Born in Mexico in 1850, Victor Ochoa invented electric brakes for streetcars. He sold the patent in 1907 to the American Brake Company in Seattle. Ochoa also invented the Ochoaplane and the adjustable wrench. It is also thought that he invented the pencil and pen clips that allow them to attach to shirt pockets. In addition to inventing, Ochoa was also an ardent supporter of the Mexican Revolution and at one point there was a $50,000 bounty on his head. He did serve two years in jail and lost his U.S. citizenship for "organizing an army in the United States for the purpose of invading Mexico." After his release, President Theodore Roosevelt restored his citizenship by a special proclamation in 1906.
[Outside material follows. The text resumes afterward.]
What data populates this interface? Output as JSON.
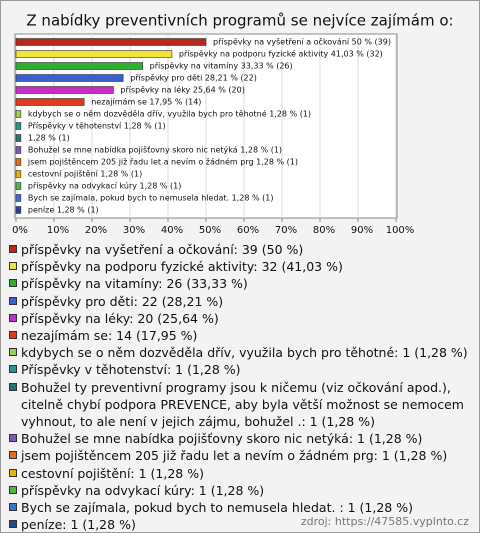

The development of sign language dates back to the 17th century and has given those with hearing loss the ability to communicate easily. Sign language can be complex and not everyone is fluent. That's why in the early aughts, Mexican scientist José Hernández-Rebollar invented an electric glove that can turn sign language into spoken words and text. According to the World Health Organization, over 5 percent of the population worldwide suffers from hearing trouble and this invention has the potential to revolutionize the way we communicate.
Although today underwater travel and leisure is so commonplace that you can stay at underwater hotels like these, it was once a leading-edge and daring technological advancement. Spaniard Isaac Peral designed the first electrically operated submarine. It launched in 1888, leading to other countries to design and test similar submarines around the world. The Peral submarine is considered the world's first electric battery operated submarine. It could travel at max speeds of nearly eight knots and hold a crew of 12.